The aluminum foil hack can help rescuers identify your footprints in a pinch, but, as one Facebook user asked on the post, what if the trail is too worn for your shoes to leave a mark? West Virginia K-9 Search and Rescue, Inc. explained that "an experienced and trained tracker should still be able to locate your tracks. Combine with trained K9s and experienced handlers, the probability of success is higher." Put simply, even if you can't easily spot your own footprints, experts likely can.

However, you can also rely on other clothing items to help rescuers locate you in an emergency. Specifically, the professional search team suggested leaving scent articles — clothing items that carry your distinct smell — near your car or campsite. Choose a garment, such as a hat or shirt, that only you've worn, and place it in a sealed bag with your name. Then, if you go missing during your hike, sniffing dogs can smell the garment and follow the scent along the trail.

Finally, select your hiking clothes carefully before venturing out. Ditch the camouflage gear and opt for bright clothing instead, as the American Hiking Society recommends. A colorful hiking backpack or reflective jacket could help rescuers spot you more easily between trees and other visual obstructions.

Other ways to track your hike

Footprints and clothing are helpful, but don't just rely on these methods to stay safe while hiking. One of the most important steps you can take is to keep others informed of your hike. Download an app, such as Topo GPS, that allows you to plan and share your routes digitally, or buy a GPS device that updates your loved ones with your whereabouts. Keep in mind that some trails have a spotty signal, so it's a good idea to communicate ahead of time, explaining where you plan to go and what time you intend to return home.

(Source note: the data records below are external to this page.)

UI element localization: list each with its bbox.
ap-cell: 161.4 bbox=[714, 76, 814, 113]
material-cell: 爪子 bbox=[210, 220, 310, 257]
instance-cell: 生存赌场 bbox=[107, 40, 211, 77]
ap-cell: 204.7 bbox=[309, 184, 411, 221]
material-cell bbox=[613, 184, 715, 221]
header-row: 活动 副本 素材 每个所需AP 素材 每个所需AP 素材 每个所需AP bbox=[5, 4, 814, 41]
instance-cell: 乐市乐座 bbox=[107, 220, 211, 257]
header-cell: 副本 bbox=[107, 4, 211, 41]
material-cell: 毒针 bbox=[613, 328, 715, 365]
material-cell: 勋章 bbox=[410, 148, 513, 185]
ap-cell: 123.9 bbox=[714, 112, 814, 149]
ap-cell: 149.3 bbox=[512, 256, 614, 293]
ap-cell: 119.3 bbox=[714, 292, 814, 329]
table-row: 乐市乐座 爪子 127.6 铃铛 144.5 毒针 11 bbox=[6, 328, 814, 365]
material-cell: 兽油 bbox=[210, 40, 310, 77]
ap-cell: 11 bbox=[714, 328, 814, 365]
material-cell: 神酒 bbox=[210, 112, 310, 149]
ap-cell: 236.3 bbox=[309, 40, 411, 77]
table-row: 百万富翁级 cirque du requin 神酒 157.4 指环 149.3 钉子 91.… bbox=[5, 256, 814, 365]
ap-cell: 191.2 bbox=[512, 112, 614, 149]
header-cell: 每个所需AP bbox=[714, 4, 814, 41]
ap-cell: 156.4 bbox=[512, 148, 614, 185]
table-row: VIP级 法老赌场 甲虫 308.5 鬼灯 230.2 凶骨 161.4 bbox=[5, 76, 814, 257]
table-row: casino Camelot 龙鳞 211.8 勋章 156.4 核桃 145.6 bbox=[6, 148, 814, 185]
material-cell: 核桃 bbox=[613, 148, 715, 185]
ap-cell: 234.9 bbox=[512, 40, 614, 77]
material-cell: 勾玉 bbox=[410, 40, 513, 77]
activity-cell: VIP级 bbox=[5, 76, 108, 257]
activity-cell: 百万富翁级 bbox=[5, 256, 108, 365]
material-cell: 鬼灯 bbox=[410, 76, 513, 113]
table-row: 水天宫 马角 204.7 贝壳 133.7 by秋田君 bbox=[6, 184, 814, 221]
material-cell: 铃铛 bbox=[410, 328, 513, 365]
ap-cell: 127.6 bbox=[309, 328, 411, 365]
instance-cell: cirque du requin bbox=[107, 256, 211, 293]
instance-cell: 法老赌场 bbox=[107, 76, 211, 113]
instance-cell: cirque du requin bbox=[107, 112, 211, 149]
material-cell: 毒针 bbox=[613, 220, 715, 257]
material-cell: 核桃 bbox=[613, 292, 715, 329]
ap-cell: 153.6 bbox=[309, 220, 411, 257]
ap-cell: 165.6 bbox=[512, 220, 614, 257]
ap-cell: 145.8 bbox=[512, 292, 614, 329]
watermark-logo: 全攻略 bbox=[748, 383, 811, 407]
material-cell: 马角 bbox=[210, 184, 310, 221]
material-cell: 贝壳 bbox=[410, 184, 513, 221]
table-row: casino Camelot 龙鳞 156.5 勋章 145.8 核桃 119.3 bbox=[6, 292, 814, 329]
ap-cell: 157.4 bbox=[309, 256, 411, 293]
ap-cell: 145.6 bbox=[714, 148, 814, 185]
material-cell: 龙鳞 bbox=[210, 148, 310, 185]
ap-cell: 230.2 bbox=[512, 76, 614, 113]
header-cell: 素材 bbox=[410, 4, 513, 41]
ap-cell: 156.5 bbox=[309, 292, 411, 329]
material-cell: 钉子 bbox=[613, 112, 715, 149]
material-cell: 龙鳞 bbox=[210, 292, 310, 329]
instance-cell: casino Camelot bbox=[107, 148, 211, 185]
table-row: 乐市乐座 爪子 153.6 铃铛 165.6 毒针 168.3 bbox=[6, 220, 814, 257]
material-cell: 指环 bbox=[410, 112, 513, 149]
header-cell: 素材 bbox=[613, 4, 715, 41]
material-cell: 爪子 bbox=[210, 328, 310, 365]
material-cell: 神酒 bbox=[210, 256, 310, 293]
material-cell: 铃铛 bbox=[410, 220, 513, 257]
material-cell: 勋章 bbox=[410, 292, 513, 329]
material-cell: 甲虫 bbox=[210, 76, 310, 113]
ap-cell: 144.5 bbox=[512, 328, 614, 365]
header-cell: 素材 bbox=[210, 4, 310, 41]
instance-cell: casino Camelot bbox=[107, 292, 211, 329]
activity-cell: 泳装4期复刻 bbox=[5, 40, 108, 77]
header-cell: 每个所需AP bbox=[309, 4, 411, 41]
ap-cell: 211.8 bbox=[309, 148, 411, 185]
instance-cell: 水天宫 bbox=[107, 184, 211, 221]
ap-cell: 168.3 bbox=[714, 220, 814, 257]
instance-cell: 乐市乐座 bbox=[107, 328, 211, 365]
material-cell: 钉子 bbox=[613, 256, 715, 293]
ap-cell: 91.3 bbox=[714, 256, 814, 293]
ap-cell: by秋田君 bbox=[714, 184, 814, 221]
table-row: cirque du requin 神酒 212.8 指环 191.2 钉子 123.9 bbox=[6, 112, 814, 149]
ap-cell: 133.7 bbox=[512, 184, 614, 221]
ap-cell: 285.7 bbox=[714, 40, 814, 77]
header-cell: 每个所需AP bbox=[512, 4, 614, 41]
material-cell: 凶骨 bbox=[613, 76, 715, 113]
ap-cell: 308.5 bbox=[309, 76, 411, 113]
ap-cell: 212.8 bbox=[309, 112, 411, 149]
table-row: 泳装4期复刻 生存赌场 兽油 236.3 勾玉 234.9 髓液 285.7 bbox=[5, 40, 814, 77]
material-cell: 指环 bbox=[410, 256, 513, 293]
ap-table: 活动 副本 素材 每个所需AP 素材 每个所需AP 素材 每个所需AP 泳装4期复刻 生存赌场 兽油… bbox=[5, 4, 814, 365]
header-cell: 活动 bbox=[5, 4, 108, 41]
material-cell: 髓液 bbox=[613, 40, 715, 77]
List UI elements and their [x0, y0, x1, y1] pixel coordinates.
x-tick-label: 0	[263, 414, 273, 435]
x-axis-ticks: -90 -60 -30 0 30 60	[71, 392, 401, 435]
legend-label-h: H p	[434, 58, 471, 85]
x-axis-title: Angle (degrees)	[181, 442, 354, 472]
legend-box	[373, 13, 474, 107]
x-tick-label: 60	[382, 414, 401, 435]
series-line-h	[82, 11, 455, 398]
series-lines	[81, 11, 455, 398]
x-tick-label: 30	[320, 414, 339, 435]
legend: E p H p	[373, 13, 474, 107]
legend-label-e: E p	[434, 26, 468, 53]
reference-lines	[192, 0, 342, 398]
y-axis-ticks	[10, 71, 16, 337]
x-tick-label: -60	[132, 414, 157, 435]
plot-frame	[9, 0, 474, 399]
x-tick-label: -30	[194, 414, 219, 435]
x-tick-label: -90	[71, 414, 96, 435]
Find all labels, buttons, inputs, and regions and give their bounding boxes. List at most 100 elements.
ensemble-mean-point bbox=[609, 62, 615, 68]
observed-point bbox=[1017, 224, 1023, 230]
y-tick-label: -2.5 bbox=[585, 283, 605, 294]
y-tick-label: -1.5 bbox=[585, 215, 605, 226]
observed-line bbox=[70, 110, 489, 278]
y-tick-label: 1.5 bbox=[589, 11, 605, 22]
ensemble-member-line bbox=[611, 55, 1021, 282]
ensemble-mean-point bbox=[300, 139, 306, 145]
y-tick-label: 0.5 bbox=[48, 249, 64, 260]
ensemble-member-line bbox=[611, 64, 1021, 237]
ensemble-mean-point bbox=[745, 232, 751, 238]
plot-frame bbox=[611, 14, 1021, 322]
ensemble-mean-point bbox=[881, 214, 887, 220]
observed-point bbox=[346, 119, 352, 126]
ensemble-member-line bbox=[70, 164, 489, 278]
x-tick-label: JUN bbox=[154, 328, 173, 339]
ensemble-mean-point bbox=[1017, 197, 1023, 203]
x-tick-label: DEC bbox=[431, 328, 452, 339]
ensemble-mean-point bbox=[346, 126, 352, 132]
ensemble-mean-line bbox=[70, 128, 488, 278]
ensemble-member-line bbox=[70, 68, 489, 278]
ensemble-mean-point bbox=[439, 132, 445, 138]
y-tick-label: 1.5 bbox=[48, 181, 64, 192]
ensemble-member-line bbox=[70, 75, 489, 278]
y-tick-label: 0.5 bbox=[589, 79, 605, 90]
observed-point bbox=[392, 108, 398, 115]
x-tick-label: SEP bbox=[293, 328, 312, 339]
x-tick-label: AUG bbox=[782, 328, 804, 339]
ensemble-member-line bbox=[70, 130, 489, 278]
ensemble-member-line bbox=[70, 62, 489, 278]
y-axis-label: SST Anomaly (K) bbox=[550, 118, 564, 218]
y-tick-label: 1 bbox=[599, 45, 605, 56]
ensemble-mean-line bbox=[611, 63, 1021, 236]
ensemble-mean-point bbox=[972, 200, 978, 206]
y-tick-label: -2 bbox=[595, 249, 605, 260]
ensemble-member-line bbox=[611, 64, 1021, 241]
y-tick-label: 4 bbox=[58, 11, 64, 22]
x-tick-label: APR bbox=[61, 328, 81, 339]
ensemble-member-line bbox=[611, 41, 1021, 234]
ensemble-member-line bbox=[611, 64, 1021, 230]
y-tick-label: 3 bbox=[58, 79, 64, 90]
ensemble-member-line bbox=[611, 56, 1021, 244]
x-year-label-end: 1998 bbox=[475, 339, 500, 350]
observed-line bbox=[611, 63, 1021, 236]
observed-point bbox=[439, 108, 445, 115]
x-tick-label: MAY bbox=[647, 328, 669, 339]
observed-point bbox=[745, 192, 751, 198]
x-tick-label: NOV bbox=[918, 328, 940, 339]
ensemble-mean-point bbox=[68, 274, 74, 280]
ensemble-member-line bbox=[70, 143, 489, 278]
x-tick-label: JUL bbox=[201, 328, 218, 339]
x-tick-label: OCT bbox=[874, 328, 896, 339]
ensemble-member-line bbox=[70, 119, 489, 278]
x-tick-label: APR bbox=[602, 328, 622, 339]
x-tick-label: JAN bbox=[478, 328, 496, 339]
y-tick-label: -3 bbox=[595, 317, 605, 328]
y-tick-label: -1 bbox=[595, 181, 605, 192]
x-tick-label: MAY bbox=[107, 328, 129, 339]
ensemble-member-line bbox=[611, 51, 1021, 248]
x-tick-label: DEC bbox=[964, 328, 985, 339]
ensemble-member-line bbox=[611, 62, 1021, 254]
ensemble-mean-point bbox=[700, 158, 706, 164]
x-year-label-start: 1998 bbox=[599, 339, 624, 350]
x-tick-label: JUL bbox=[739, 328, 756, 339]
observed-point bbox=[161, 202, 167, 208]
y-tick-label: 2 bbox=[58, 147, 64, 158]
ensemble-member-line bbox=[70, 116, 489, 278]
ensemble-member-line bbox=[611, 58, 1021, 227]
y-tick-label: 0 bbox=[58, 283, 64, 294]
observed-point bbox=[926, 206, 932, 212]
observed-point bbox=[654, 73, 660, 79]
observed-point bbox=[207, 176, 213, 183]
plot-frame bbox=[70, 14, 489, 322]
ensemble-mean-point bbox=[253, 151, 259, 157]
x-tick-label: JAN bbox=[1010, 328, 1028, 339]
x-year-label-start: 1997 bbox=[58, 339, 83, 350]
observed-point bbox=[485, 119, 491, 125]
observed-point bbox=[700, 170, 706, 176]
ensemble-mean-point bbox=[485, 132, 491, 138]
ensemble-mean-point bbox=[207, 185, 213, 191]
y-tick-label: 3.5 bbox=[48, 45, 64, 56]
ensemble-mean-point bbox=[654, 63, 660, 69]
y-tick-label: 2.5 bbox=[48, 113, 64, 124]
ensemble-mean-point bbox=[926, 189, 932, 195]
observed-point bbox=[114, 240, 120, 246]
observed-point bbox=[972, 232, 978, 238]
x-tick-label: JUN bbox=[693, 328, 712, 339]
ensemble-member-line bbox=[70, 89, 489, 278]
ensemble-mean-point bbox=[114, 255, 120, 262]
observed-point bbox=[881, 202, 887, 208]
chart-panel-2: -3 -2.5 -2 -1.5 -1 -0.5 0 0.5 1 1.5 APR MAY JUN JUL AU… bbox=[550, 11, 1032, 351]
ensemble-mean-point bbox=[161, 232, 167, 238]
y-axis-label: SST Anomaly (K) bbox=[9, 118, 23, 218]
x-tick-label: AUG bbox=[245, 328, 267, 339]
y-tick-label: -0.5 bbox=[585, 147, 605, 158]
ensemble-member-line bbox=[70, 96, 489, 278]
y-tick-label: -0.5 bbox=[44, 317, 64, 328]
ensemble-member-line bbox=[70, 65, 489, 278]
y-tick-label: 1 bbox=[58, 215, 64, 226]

Once you're out for your hike, stay on designated trails when possible. Even if you're curious about an off-the-beaten-path spot, it's wise to stay on marked paths to remain on course and easily retrace your steps if needed. If trails aren't easy to identify, or if they branch off into multiple directions, tie a flag or string around nearby trees to identify your path, but make sure to return and collect the markers before you head home (remember, leave no trace!).

If you do get lost on a hike, stay put and call for help. As Devin Hiemstra, an experienced volunteer at Tahoe Nordic Search and Rescue, told Outside, "We always think we can trace our footprints or get to a better spot, but often we end up getting ourselves more lost or to a worse spot to be found."